Without being too irreverent, I thought of some biblical FML moments. Several passages in Job immediately spring to mind, but so does this one from Jeremiah.
Cursed be the day I was born! May the day my mother bore me not be blessed!
Cursed be the man who brought my father the news, who made him very glad, saying, "A child is born to you—a son!"
May that man be like the towns the LORD overthrew without pity. May he hear wailing in the morning, a battle cry at noon.
For he did not kill me in the womb, with my mother as my grave, her womb enlarged forever.
Why did I ever come out of the womb to see trouble and sorrow and to end my days in shame? (Jer. 20:13-18)
"FML" indeed! The Israelites' despairing complaints typified their experience of Wilderness.
The whole congregation of the Israelites set out from Elim; and Israel came to the wilderness of Sin, which is between Elim and Sinai, on the fifteenth day of the second month after they had departed from the land of Egypt. The whole congregation of the Israelites complained against Moses and Aaron in the wilderness. The Israelites said to them, ‘If only we had died by the hand of the Lord in the land of Egypt, when we sat by the fleshpots and ate our fill of bread; for you have brought us out into this wilderness to kill this whole assembly with hunger.’ (Ex. 16:1-4)
From the wilderness of Sin the whole congregation of the Israelites journeyed by stages, as the Lord commanded. They camped at Rephidim, but there was no water for the people to drink. The people quarreled with Moses, and said, ‘Give us water to drink.’ Moses said to them, ‘Why do you quarrel with me? Why do you test the Lord?’ But the people thirsted there for water; and the people complained against Moses and said, ‘Why did you bring us out of Egypt, to kill us and our children and livestock with thirst?’ So Moses cried out to the Lord, ‘What shall I do with this people? They are almost ready to stone me.’ (Ex. 17:1-4)

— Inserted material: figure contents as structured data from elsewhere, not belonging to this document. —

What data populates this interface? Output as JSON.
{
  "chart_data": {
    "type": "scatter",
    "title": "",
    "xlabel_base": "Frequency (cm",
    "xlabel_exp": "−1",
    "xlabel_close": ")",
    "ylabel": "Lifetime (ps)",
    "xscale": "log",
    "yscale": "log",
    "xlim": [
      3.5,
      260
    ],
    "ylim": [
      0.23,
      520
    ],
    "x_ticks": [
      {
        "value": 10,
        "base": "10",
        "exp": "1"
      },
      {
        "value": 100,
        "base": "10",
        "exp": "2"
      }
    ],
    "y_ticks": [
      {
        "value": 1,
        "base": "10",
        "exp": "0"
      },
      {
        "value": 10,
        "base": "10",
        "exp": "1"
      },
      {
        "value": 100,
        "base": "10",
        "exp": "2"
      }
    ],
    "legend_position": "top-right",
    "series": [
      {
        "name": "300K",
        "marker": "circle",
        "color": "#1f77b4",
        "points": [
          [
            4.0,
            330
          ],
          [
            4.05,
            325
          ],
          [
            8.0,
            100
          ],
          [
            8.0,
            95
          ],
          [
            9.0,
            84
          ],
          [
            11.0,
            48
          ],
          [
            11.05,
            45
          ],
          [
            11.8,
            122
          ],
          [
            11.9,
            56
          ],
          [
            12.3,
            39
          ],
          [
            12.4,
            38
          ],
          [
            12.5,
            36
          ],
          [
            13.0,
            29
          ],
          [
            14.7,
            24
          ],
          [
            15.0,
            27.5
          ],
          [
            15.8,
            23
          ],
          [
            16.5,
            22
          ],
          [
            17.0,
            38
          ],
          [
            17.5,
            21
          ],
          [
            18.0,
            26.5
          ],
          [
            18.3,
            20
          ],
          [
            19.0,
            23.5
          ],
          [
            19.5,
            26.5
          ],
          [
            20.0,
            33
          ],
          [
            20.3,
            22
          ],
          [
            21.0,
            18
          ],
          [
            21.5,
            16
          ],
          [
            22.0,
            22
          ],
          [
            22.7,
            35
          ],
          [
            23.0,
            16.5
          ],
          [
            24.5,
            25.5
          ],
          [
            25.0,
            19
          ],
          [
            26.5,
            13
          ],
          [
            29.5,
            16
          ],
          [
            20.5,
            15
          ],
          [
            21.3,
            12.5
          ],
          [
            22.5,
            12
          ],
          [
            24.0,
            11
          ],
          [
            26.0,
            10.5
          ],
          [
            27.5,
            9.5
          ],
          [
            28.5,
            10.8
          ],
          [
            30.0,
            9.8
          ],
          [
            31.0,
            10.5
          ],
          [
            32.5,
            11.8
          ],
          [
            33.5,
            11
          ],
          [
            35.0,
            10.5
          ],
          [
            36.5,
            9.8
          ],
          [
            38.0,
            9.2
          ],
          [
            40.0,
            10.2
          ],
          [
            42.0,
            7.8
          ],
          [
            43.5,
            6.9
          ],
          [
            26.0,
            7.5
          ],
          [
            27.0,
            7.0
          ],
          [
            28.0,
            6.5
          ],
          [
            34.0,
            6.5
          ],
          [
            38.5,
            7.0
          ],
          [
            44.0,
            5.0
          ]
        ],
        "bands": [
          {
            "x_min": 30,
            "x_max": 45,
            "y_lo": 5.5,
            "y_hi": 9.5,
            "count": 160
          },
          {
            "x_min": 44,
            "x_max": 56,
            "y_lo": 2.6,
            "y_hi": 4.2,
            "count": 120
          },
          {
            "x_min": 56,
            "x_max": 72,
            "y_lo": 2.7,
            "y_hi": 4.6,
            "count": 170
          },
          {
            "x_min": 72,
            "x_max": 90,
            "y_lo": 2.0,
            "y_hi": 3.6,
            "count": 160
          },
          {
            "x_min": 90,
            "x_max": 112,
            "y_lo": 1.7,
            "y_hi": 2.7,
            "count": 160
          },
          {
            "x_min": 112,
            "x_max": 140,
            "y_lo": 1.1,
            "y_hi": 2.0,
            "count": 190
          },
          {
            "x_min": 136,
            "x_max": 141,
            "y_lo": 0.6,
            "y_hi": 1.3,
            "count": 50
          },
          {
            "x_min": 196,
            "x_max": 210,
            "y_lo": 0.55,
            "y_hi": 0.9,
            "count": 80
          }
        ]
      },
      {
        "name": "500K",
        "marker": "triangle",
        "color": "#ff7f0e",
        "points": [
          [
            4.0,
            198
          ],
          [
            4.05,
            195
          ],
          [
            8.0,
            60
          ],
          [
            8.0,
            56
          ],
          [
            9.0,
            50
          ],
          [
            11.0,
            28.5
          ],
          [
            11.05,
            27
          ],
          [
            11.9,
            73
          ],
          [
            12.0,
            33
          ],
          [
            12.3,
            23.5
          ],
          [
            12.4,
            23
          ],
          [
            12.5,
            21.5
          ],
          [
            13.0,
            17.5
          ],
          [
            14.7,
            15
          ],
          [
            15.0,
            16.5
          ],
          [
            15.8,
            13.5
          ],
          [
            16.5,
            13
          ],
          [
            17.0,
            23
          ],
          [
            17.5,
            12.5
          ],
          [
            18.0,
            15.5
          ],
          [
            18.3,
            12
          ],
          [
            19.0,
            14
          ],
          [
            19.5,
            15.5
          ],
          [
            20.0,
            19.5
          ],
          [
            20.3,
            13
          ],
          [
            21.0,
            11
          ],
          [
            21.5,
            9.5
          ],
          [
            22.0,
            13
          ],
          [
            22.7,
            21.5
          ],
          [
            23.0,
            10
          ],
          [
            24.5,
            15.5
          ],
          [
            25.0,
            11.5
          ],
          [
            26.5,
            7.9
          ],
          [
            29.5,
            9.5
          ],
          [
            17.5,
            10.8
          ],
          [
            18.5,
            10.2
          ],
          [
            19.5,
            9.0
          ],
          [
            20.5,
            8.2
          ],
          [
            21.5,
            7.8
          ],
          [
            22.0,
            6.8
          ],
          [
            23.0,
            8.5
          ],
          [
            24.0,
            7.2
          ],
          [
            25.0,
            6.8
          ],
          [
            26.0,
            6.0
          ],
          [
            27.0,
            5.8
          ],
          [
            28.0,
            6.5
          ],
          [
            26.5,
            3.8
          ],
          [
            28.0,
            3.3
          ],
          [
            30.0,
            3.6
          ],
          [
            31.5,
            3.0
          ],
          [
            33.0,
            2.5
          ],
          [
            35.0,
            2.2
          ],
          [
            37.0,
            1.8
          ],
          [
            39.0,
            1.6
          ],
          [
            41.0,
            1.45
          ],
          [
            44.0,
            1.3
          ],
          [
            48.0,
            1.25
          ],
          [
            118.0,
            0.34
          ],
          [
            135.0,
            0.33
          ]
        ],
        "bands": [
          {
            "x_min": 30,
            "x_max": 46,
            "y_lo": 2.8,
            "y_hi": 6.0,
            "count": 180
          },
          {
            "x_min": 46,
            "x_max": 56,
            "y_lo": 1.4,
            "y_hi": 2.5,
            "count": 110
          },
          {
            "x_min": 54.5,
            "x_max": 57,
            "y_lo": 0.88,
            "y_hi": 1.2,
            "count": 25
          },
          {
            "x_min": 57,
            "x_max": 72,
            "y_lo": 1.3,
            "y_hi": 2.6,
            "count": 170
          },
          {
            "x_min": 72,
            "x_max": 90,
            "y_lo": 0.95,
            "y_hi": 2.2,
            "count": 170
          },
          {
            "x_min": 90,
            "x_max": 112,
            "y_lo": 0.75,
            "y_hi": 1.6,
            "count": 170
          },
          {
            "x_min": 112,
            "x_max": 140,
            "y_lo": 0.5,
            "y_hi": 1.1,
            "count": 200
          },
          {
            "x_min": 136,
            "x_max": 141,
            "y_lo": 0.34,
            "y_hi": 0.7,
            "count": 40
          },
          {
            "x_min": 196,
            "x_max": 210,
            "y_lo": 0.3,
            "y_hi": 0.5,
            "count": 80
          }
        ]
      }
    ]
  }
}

Then all the congregation raised a loud cry, and the people wept that night. And all the Israelites complained against Moses and Aaron; the whole congregation said to them, ‘Would that we had died in the land of Egypt! Or would that we had died in this wilderness! Why is the Lord bringing us into this land to fall by the sword? Our wives and our little ones will become booty; would it not be better for us to go back to Egypt?’ (Num. 14:1-3)
The migrating Israelites unfortunately became a historical example of impatient despair in the face of adversity.

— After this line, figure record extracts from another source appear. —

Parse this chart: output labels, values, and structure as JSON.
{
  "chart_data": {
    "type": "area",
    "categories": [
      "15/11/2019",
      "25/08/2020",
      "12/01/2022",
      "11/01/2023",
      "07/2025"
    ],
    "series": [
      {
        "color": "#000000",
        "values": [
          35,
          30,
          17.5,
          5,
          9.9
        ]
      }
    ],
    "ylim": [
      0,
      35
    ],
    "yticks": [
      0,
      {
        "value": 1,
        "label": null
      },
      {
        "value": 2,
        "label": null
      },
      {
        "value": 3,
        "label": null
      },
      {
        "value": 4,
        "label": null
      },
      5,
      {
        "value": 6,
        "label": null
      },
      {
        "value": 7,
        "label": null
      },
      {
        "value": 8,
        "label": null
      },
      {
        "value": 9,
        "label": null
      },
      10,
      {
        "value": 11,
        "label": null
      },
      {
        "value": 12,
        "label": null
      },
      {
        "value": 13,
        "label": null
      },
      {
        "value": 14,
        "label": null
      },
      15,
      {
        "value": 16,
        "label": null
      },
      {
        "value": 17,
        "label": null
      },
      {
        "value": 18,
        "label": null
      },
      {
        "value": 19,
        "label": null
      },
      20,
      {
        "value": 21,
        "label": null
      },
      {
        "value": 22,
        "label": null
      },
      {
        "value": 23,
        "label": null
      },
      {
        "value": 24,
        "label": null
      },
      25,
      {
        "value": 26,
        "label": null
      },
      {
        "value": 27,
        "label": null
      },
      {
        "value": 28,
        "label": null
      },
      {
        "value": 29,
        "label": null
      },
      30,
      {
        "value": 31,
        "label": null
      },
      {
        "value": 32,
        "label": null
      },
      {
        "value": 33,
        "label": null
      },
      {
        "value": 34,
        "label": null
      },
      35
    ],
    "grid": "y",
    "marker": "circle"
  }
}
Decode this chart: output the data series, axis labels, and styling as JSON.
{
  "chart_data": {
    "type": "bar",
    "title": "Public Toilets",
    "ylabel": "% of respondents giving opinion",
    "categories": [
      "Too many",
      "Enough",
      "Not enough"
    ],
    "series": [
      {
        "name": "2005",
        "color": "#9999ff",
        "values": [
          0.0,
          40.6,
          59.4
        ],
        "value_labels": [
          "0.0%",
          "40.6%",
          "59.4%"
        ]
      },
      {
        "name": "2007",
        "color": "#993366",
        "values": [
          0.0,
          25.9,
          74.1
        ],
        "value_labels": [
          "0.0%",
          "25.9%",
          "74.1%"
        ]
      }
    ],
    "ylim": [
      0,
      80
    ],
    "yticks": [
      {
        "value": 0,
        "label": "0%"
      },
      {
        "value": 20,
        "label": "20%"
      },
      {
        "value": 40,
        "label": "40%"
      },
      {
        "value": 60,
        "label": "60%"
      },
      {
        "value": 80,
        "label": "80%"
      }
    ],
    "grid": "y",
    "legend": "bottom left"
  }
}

Needless to say, a despairing, disappointed response to personal situations should not be a fixed part of a religious person‘s outlook (or anyone‘s for that matter). “Rejoice in the Lord always,” says Phil. 4:4: “always,” not when things are going well. But the psalms give us permission to bring problems and disappointments forthrightly to God; the error of the Israelites was to lose all hope.
Psalm 77 is one of my favorites. In the first half, Asaph expresses forthright unhappiness about life and toward God.

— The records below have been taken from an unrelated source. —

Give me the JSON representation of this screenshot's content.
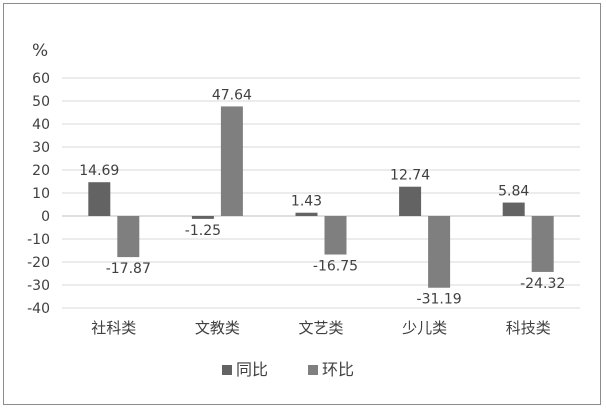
{
  "chart_data": {
    "type": "bar",
    "unit_label": "%",
    "categories": [
      "社科类",
      "文教类",
      "文艺类",
      "少儿类",
      "科技类"
    ],
    "series": [
      {
        "name": "同比",
        "values": [
          14.69,
          -1.25,
          1.43,
          12.74,
          5.84
        ],
        "labels": [
          "14.69",
          "-1.25",
          "1.43",
          "12.74",
          "5.84"
        ],
        "color": "#636363"
      },
      {
        "name": "环比",
        "values": [
          -17.87,
          47.64,
          -16.75,
          -31.19,
          -24.32
        ],
        "labels": [
          "-17.87",
          "47.64",
          "-16.75",
          "-31.19",
          "-24.32"
        ],
        "color": "#7f7f7f"
      }
    ],
    "ylim": [
      -40,
      60
    ],
    "yticks": [
      60,
      50,
      40,
      30,
      20,
      10,
      0,
      -10,
      -20,
      -30,
      -40
    ],
    "grid": true,
    "legend_position": "bottom",
    "title": "",
    "xlabel": "",
    "ylabel": ""
  }
}
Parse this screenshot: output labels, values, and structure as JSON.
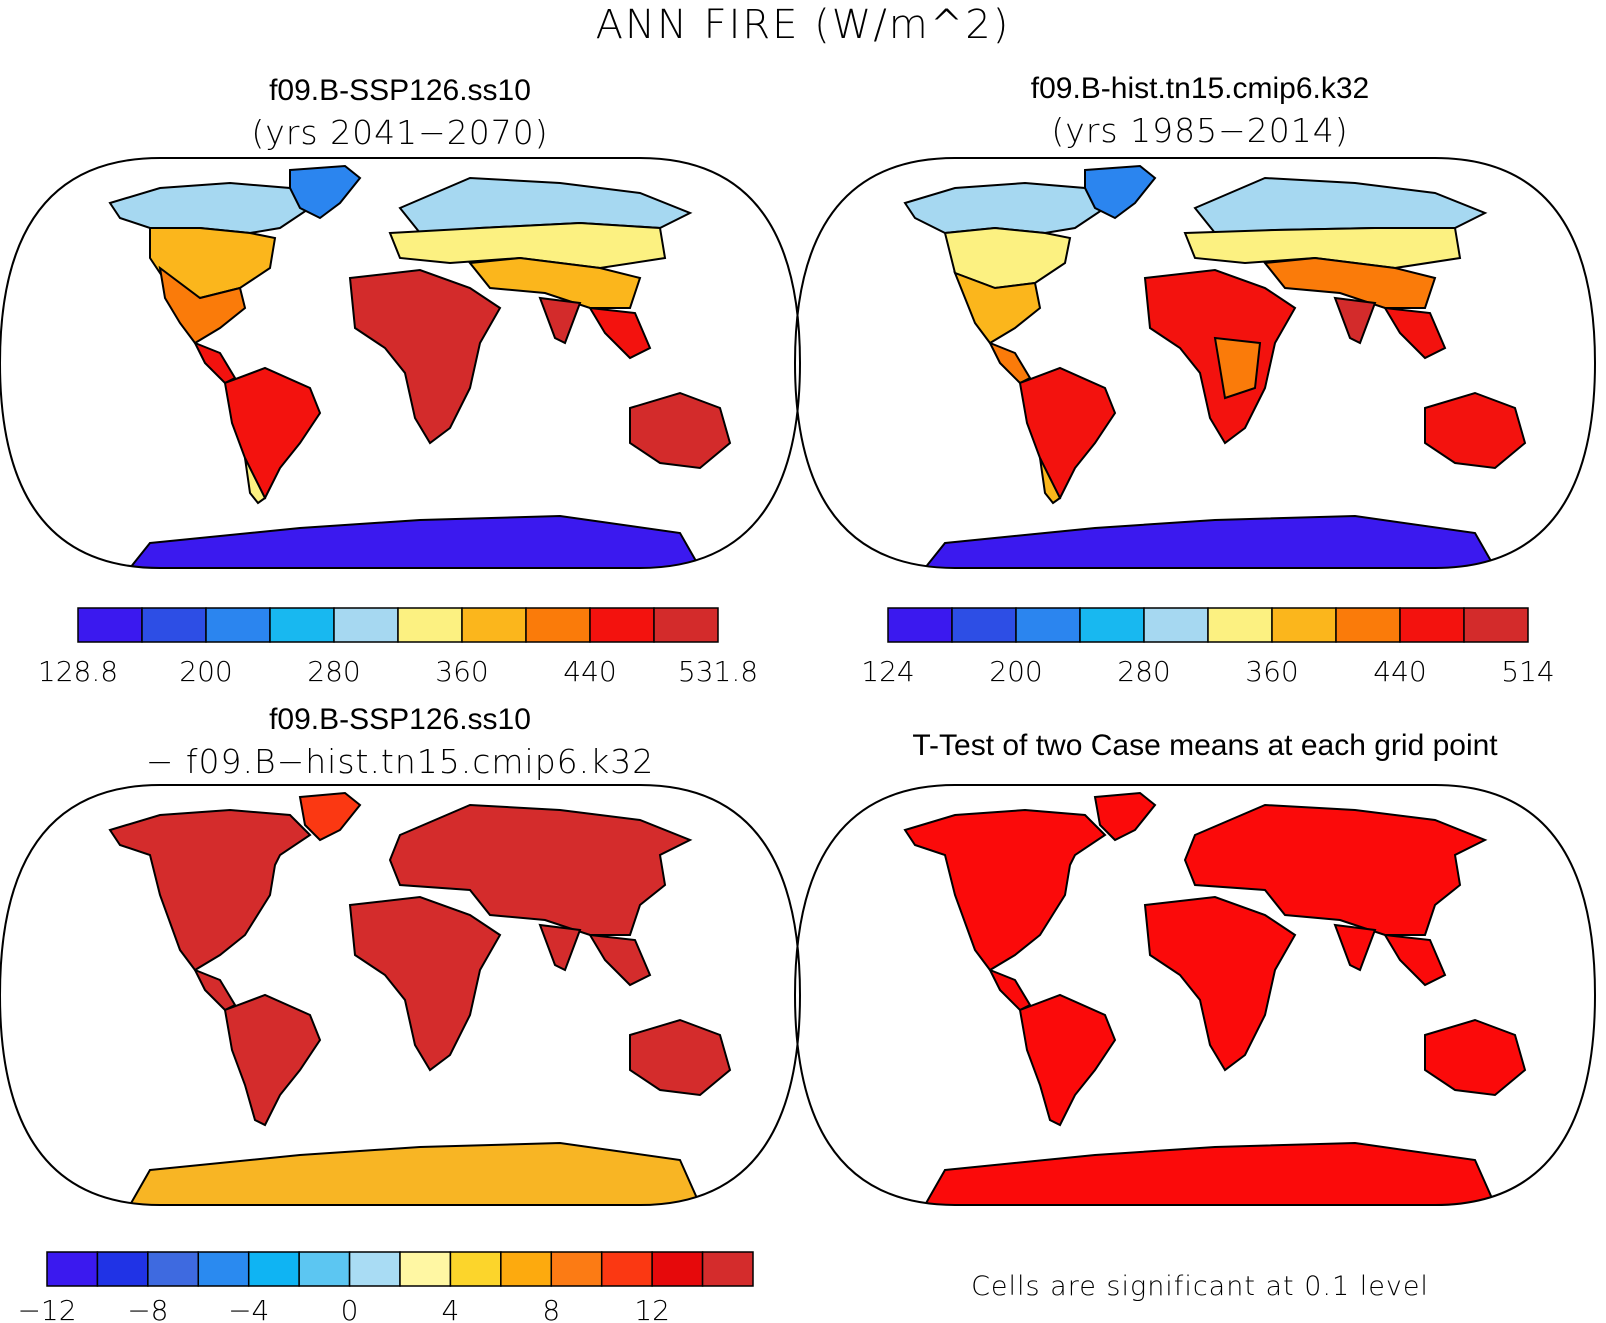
{
  "figure": {
    "title": "ANN FIRE (W/m^2)"
  },
  "panels": [
    {
      "id": "case1",
      "title": "f09.B-SSP126.ss10",
      "subtitle": "(yrs 2041−2070)",
      "field": "absolute",
      "colorbar": {
        "colors": [
          "#3b19ef",
          "#2d4ee5",
          "#2b85ef",
          "#18b8f0",
          "#a6d8f1",
          "#fcf181",
          "#fbb61c",
          "#fa7b0a",
          "#f3120e",
          "#d32b2b"
        ],
        "tick_labels": [
          "128.8",
          "200",
          "280",
          "360",
          "440",
          "531.8"
        ]
      }
    },
    {
      "id": "case2",
      "title": "f09.B-hist.tn15.cmip6.k32",
      "subtitle": "(yrs 1985−2014)",
      "field": "absolute",
      "colorbar": {
        "colors": [
          "#3b19ef",
          "#2d4ee5",
          "#2b85ef",
          "#18b8f0",
          "#a6d8f1",
          "#fcf181",
          "#fbb61c",
          "#fa7b0a",
          "#f3120e",
          "#d32b2b"
        ],
        "tick_labels": [
          "124",
          "200",
          "280",
          "360",
          "440",
          "514"
        ]
      }
    },
    {
      "id": "diff",
      "title": "f09.B-SSP126.ss10",
      "subtitle": "− f09.B−hist.tn15.cmip6.k32",
      "field": "difference",
      "colorbar": {
        "colors": [
          "#3b19ef",
          "#2033e6",
          "#3e6ae0",
          "#2a8af0",
          "#0fb4f3",
          "#5cc6f2",
          "#a9dcf4",
          "#fff7a3",
          "#fcd52b",
          "#fdaa0e",
          "#fc7b14",
          "#fb3812",
          "#e6090b",
          "#d42c2c"
        ],
        "tick_labels": [
          "−12",
          "−8",
          "−4",
          "0",
          "4",
          "8",
          "12"
        ]
      }
    },
    {
      "id": "ttest",
      "title": "T-Test of two Case means at each grid point",
      "field": "significance",
      "note": "Cells are significant at 0.1 level"
    }
  ],
  "colors": {
    "ttest_land": "#fb0a0a",
    "diff_land": "#d42c2c",
    "antarctica_diff": "#f8b524"
  }
}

You keep my eyelids from closing;
I am so troubled that I cannot speak.
I consider the days of old,
and remember the years of long ago.
I commune with my heart in the night;
I meditate and search my spirit:
‘Will the Lord spurn for ever,
and never again be favorable?
Has his steadfast love ceased for ever?
Are his promises at an end for all time?
Has God forgotten to be gracious?
Has he in anger shut up his compassion?’
And I say, ‘It is my grief
that the right hand of the Most High has changed.’ (vss. 4-10).
Can’t you hear the disapproval of sunny, “I’ve got the victory” Christians in response to a complaint like that? But this is Holy Scripture.
But the second half rehearses God’s blessings, in an “object lesson” of verse 11, “I will call to mind the deeds of the Lord; I will remember your wonders of old.” The psalmist recalls the works and wonders of God.
I try to curb my own “FML” moments by recalling God’s mercies. This is definitely one of my struggles and I don’t succeed as often as I wish--despairing moments, after all, resist a larger outlook than one’s personal pain. But it might be a good idea for us to make lists periodically of God’s wonders and mercies. The mercies could be personal, or examples from the Bible. The goal is to move out of the moment’s pain--the disappointment, the hurt of pride--to the consoling truth of God’s redemption.